От всех, с кем у меня устанавливалась какая-нибудь близость, привыкла я получать при встрече подтверждение, что мне рады. Всегда было это для меня важно, поддерживая мое собственное расположение к ним. И, встретив на следующий день со стороны Эмеренц полнейшее равнодушие, я была глубоко уязвлена именно в этом, естественном, а не каком-либо тщеславном ожидании ответного чувства.

После той нереальной почти ночи, которую провела Эмеренц подле меня, приоткрыв свое далекое детское «я», все мои волнения и тревоги улеглись, и я уснула под утро в полной уверенности, что все будет в порядке, ни на минуту не сомневаясь в благополучном исходе операции. Прежде словно какая-то пелена окутывала ее прошлое, все ее существо. Теперь предстала она в ярком блеске молний над колодезным журавлем, возле обугленных трупиков, одна посреди дикой степи на фоне клубящихся туч – и вся натянутость, напряженность меж нами разрядилась сама собой. Я ощутила ее не чуждой, а близкой себе, настоящим другом.

Но ни в квартире при моем пробуждении, ни на улице, когда я отправилась в больницу, ее не было, хотя заснеженный тротуар перед воротами был расчищен: явно ее работа. «Пошла мести у других», – сказала я себе в ее оправдание, приехав без тени прежнего гложущего беспокойства, уверенная, что меня ждут добрые вести. Так оно и вышло. В больнице оставалась я до полудня, вернулась проголодавшаяся и в твердом убеждении, что наверняка застану Эмеренц: сидит небось, изнывая от нетерпения. Не тут-то было. И мной овладело то острое разочарование, которое охватывает, когда являешься с радостным или роковым известием и натыкаешься на абсолютное безразличие. Вот когда, наверное, у нашего предка-неандертальца впервые комок подкатил к горлу: когда он, притащив убитого зубра, обнаружил, что не с кем поделиться этим триумфом: ни раны свои, ни добычу некому показать. Квартира была пуста. Не в силах поверить, что в такой день, не зная, жив мой муж или умер, Эмеренц может находиться еще где-то (да и снег к тому времени прошел, ничто ее на улице не держало), я заглянула туда-сюда, позвала несколько раз… но ее нигде не было. Всякий аппетит у меня пропал.

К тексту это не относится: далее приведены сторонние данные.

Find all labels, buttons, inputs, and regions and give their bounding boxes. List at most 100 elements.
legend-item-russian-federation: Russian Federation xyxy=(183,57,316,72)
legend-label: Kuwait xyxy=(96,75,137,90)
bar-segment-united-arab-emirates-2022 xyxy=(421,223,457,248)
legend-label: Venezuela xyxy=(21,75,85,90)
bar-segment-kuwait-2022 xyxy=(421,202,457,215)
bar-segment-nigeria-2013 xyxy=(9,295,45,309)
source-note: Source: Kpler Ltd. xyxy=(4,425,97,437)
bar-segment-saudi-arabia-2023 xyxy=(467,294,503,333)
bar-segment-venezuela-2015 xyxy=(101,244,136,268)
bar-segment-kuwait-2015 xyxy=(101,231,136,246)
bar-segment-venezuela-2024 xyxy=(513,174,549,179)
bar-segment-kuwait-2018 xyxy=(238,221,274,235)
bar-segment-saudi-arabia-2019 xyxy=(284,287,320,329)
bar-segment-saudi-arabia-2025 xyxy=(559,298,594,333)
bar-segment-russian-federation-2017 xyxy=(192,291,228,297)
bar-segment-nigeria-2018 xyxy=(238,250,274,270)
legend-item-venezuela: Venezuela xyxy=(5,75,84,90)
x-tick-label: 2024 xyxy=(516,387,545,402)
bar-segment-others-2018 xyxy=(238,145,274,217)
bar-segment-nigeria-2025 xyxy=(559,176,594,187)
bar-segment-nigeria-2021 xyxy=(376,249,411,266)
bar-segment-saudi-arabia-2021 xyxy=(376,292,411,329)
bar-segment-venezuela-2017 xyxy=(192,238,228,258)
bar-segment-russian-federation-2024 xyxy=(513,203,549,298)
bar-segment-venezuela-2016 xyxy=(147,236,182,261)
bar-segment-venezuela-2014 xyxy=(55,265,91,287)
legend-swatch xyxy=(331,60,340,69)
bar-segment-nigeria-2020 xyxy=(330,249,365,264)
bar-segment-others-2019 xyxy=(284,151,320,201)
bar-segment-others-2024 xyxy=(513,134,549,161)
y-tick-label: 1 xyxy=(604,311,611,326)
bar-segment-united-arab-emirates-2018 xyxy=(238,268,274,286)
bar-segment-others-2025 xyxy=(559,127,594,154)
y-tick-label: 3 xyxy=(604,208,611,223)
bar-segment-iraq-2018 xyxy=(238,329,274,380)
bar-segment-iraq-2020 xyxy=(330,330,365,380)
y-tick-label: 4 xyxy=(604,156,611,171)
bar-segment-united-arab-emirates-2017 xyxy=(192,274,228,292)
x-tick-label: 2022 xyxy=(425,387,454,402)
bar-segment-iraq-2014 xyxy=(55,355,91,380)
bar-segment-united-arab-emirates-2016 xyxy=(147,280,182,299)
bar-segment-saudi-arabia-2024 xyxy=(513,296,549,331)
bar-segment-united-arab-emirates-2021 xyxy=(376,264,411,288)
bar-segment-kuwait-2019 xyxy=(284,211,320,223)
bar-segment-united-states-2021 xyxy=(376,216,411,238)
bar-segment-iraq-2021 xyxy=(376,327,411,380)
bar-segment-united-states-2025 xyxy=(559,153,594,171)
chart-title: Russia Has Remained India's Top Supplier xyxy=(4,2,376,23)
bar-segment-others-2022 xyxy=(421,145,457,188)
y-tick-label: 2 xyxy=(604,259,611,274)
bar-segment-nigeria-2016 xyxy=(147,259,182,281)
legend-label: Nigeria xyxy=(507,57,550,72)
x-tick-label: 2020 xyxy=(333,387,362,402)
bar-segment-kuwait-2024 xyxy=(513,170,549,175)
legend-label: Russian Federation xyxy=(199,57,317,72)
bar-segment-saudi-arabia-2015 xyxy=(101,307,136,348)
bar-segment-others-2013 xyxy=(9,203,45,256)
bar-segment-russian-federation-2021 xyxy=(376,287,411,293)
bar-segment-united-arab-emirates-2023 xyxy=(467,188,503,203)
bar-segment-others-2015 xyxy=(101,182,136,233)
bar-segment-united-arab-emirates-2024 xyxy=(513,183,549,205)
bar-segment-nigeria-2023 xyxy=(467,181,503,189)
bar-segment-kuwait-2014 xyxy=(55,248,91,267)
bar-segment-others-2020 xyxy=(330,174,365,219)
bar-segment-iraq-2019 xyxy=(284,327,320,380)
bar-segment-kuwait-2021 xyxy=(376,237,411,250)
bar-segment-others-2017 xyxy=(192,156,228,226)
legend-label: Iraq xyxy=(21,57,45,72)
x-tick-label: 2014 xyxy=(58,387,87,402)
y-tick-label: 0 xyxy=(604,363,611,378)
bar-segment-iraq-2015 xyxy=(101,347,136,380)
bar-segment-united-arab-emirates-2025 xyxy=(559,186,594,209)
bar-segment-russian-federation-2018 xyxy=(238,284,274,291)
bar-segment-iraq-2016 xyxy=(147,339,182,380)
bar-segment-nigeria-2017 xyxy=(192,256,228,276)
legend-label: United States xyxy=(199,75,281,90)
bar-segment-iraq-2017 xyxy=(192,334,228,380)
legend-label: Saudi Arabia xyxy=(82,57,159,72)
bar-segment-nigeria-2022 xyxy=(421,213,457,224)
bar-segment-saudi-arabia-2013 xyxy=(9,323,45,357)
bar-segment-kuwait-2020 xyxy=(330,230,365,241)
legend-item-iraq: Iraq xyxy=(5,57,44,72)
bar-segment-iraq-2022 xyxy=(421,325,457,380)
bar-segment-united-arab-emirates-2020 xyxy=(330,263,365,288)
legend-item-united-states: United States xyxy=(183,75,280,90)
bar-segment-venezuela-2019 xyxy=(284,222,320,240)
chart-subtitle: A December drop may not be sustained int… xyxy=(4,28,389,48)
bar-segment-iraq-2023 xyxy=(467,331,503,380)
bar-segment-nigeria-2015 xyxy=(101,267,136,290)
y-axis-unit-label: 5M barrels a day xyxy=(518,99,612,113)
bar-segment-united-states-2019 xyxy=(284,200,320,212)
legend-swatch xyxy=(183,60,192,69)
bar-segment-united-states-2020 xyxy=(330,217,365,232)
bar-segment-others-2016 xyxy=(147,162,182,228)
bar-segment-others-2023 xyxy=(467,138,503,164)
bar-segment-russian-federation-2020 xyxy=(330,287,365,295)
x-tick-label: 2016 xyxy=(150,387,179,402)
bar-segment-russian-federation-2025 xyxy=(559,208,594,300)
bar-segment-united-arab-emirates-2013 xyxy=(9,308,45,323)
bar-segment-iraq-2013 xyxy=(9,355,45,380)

Нехотя стала я разогревать обед. Логически рассуждая, никакого права ожидать от нее столь многого я не имела, но не все же поддается логическому истолкованию – в том числе и такое вот чувство обманутых ожиданий, зияющей пустоты. В то утро Эмеренц, видимо, вообще не убиралась; даже скинутое мной байковое одеяльце так и осталось валяться скомканное на кушетке. Я привела все в порядок, вымыла посуду и опять направилась в больницу – за новыми хорошими вестями. Обретенная вновь внутренняя уверенность вернула мне твердость. «Ничего ей не скажу из того, что узнала у врачей, – решила я. – Зачем навязываться? Мои дела ее явно не интересуют. И где гарантия, что все рассказанное ею этой бредовой ночью после глинтвейна – правда. Уж слишком невероятно все, прямо какая-то фольклорная баллада в прозе. Вообще, что это я: Эмеренц да Эмеренц, совсем ненормальной надо быть, чтобы только о ней и думать».

Явилась она лишь поздно вечером, сообщив, что, может быть, и завтра убраться не успеет, снег, того гляди, опять повалит, ну да наверстает потом; хозяину-то лучше небось?.. И сводку погоды, и вопрос этот я оставила без ответа, демонстративно перелистывая книгу. Потом сказала: да, ему лучше, спасибо, можете идти. И Эмеренц, пожелав спокойной ночи, тотчас удалилась. Даже оставленную на кухне пустую кефирную бутылку не потрудилась снести за меня в мусорный бак и печку не затопила. Словно и не было никаких рассказов и глинтвейнов. Только через два дня снова объявилась – и тогда уж убралась основательно, не справляясь больше о «хозяине»: полагая, вероятно, что поправляется. Не любила лишних расспросов.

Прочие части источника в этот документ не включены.